While lawyers here in the US often refer to social media accounts as “property,” that property right is limited by the provider’s right to limit your use of or control over that account. In many cases, the provider’s terms of service do not permit the transfer (or “assignment” in legal-speak) of those accounts without their consent (or, in some cases, at all).
So, for example, if your company has an instagram account which is key to the product’s marketing, your company’s rights to that account are limited to the rights granted in their terms of service. That’s where things get interesting – according to the terms of service with Facebook (owner of instagram) you “cannot transfer your rights or obligations under this agreement without our consent.” If you make that transfer anyway, by simply passing on the password and user id, instagram could suspend or terminate the account, leaving you with a whole lot of nothing.

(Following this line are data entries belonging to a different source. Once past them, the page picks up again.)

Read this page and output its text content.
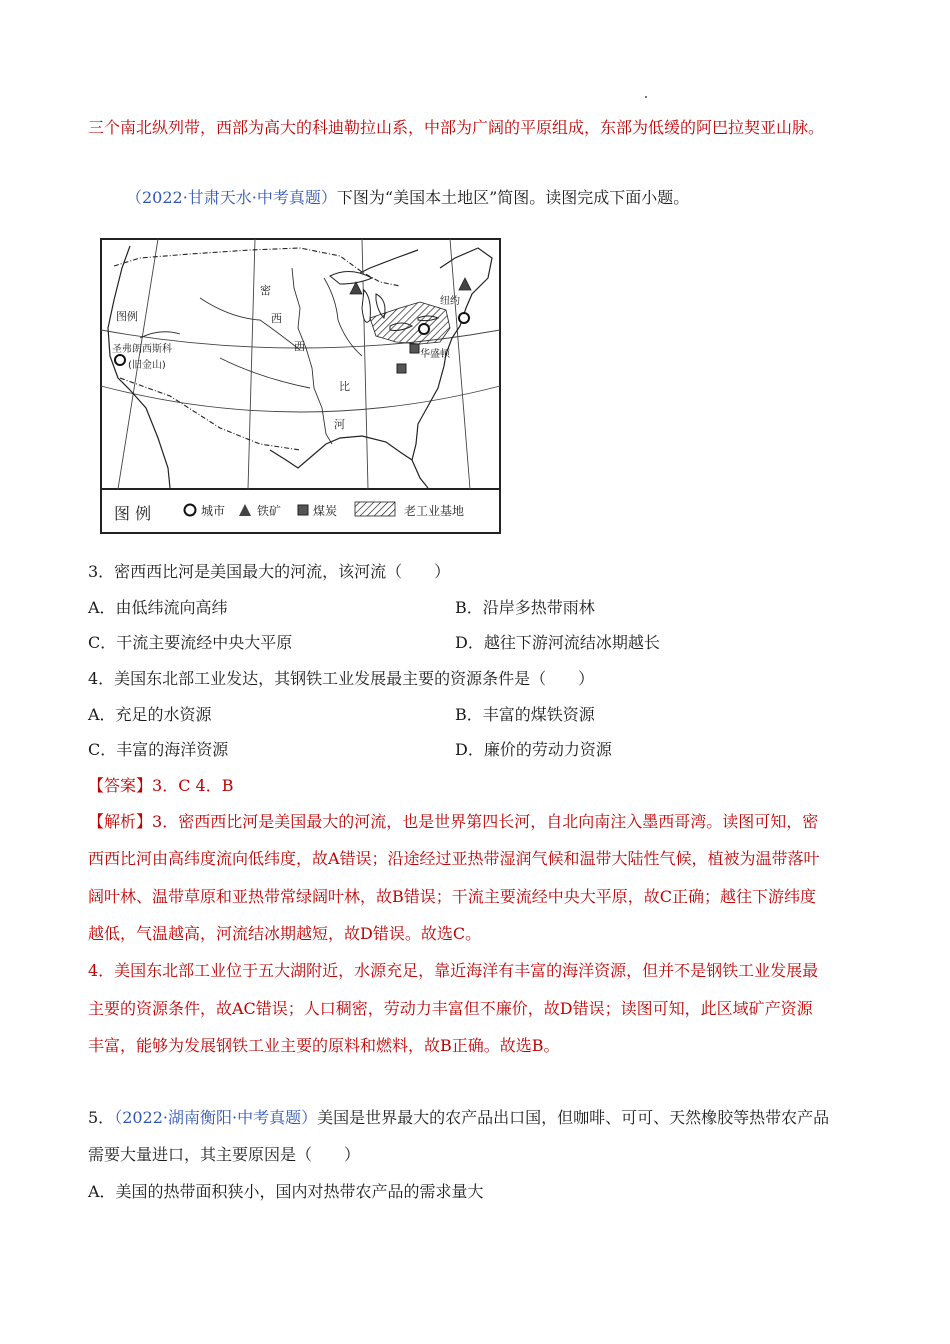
三个南北纵列带，西部为高大的科迪勒拉山系，中部为广阔的平原组成，东部为低缓的阿巴拉契亚山脉。
（2022·甘肃天水·中考真题）下图为“美国本土地区”简图。读图完成下面小题。
密
西
西
比
河
图例
圣弗朗西斯科
(旧金山)
纽约
华盛顿
图 例	城市	铁矿	煤炭	老工业基地
3．密西西比河是美国最大的河流，该河流（　　）
A．由低纬流向高纬	B．沿岸多热带雨林
C．干流主要流经中央大平原	D．越往下游河流结冰期越长
4．美国东北部工业发达，其钢铁工业发展最主要的资源条件是（　　）
A．充足的水资源	B．丰富的煤铁资源
C．丰富的海洋资源	D．廉价的劳动力资源
【答案】3．C 4．B
【解析】3．密西西比河是美国最大的河流，也是世界第四长河，自北向南注入墨西哥湾。读图可知，密
西西比河由高纬度流向低纬度，故A错误；沿途经过亚热带湿润气候和温带大陆性气候，植被为温带落叶
阔叶林、温带草原和亚热带常绿阔叶林，故B错误；干流主要流经中央大平原，故C正确；越往下游纬度
越低，气温越高，河流结冰期越短，故D错误。故选C。
4．美国东北部工业位于五大湖附近，水源充足，靠近海洋有丰富的海洋资源，但并不是钢铁工业发展最
主要的资源条件，故AC错误；人口稠密，劳动力丰富但不廉价，故D错误；读图可知，此区域矿产资源
丰富，能够为发展钢铁工业主要的原料和燃料，故B正确。故选B。
5．（2022·湖南衡阳·中考真题）美国是世界最大的农产品出口国，但咖啡、可可、天然橡胶等热带农产品
需要大量进口，其主要原因是（　　）
A．美国的热带面积狭小，国内对热带农产品的需求量大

There are often other terms which are disadvantageous to business transfers, including terms prohibiting the commercial use of the account (as is the case for Tik Tok, for example). Most if not all of those clauses allow for immediate termination, meaning any valuation in a transfer is pretty much a house of cards that could be destroyed at any time.
There aren’t really many workarounds, either, and none are foolproof. You could, for example, have the original owner keep the account, but sign an agreement which allows you to control of the account (so it would basically be that owner’s account in name only). That’s probably not a great option for either party, though, since the original owner has clearly decided to exit the business and doesn’t necessarily want to be saddled with obligations going forward, and you probably don’t want to be dependent on them for an eternity. That may also run afoul of some provider’s terms, which often prohibit sharing passwords and ids. Another alternative would be for the old owner to terminate the account and for you to register it, but even assuming you succeeded in obtaining the new account, you’d have to start from scratch in terms of followers which destroys the value of the transfer.

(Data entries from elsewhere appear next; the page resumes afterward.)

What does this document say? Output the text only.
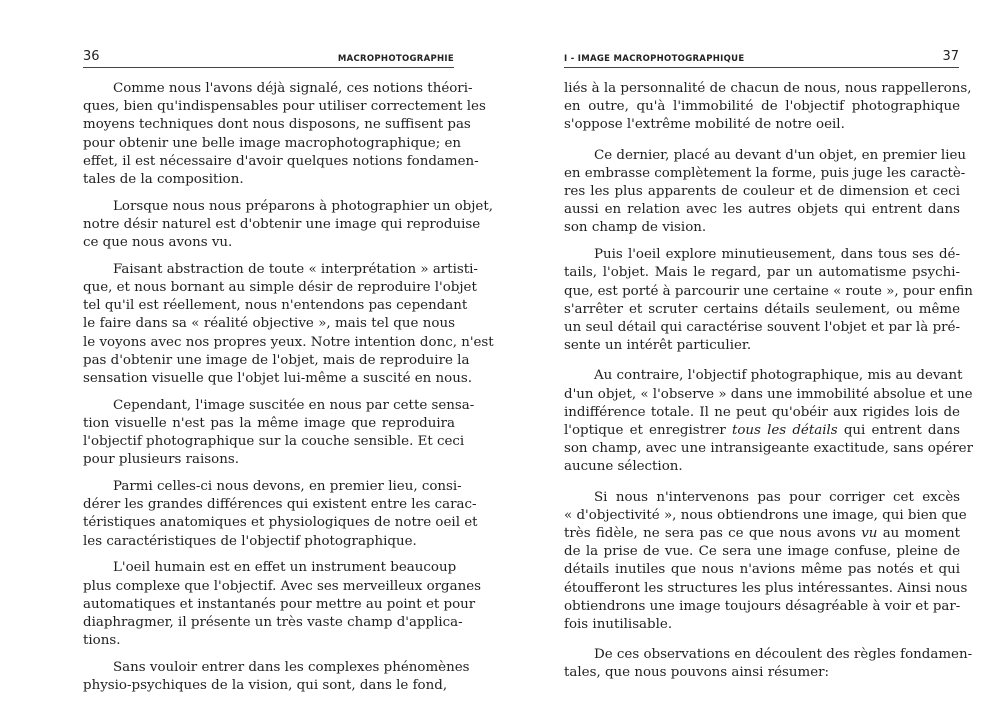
36	MACROPHOTOGRAPHIE
Comme nous l'avons déjà signalé, ces notions théori-
ques, bien qu'indispensables pour utiliser correctement les
moyens techniques dont nous disposons, ne suffisent pas
pour obtenir une belle image macrophotographique; en
effet, il est nécessaire d'avoir quelques notions fondamen-
tales de la composition.
Lorsque nous nous préparons à photographier un objet,
notre désir naturel est d'obtenir une image qui reproduise
ce que nous avons vu.
Faisant abstraction de toute « interprétation » artisti-
que, et nous bornant au simple désir de reproduire l'objet
tel qu'il est réellement, nous n'entendons pas cependant
le faire dans sa « réalité objective », mais tel que nous
le voyons avec nos propres yeux. Notre intention donc, n'est
pas d'obtenir une image de l'objet, mais de reproduire la
sensation visuelle que l'objet lui-même a suscité en nous.
Cependant, l'image suscitée en nous par cette sensa-
tion visuelle n'est pas la même image que reproduira
l'objectif photographique sur la couche sensible. Et ceci
pour plusieurs raisons.
Parmi celles-ci nous devons, en premier lieu, consi-
dérer les grandes différences qui existent entre les carac-
téristiques anatomiques et physiologiques de notre oeil et
les caractéristiques de l'objectif photographique.
L'oeil humain est en effet un instrument beaucoup
plus complexe que l'objectif. Avec ses merveilleux organes
automatiques et instantanés pour mettre au point et pour
diaphragmer, il présente un très vaste champ d'applica-
tions.
Sans vouloir entrer dans les complexes phénomènes
physio-psychiques de la vision, qui sont, dans le fond,
I - IMAGE MACROPHOTOGRAPHIQUE	37
liés à la personnalité de chacun de nous, nous rappellerons,
en outre, qu'à l'immobilité de l'objectif photographique
s'oppose l'extrême mobilité de notre oeil.
Ce dernier, placé au devant d'un objet, en premier lieu
en embrasse complètement la forme, puis juge les caractè-
res les plus apparents de couleur et de dimension et ceci
aussi en relation avec les autres objets qui entrent dans
son champ de vision.
Puis l'oeil explore minutieusement, dans tous ses dé-
tails, l'objet. Mais le regard, par un automatisme psychi-
que, est porté à parcourir une certaine « route », pour enfin
s'arrêter et scruter certains détails seulement, ou même
un seul détail qui caractérise souvent l'objet et par là pré-
sente un intérêt particulier.
Au contraire, l'objectif photographique, mis au devant
d'un objet, « l'observe » dans une immobilité absolue et une
indifférence totale. Il ne peut qu'obéir aux rigides lois de
l'optique et enregistrer tous les détails qui entrent dans
son champ, avec une intransigeante exactitude, sans opérer
aucune sélection.
Si nous n'intervenons pas pour corriger cet excès
« d'objectivité », nous obtiendrons une image, qui bien que
très fidèle, ne sera pas ce que nous avons vu au moment
de la prise de vue. Ce sera une image confuse, pleine de
détails inutiles que nous n'avions même pas notés et qui
étoufferont les structures les plus intéressantes. Ainsi nous
obtiendrons une image toujours désagréable à voir et par-
fois inutilisable.
De ces observations en découlent des règles fondamen-
tales, que nous pouvons ainsi résumer:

If the entire business is to be transferred, you have another option. Instead of purchasing the assets of the business, which would require a transfer of the contract with the provider, you can purchase the shares in the target business. You can then continue to run the account under the original business, even if you clear out all of the assets after the sale. That, however, may give rise to other unpleasant risks going forward, since a purchase of the shares brings any open liabilities with it as well.
The problem is that under regular property law principles you can own the account, but on the internet that ownership right is subject to the whim of the provider. As a result, the value of that ownership right is limited and unpredictable, since all of the above options could result in termination under the terms of most social media providers. That said, for many it seems to be a risk worth taking.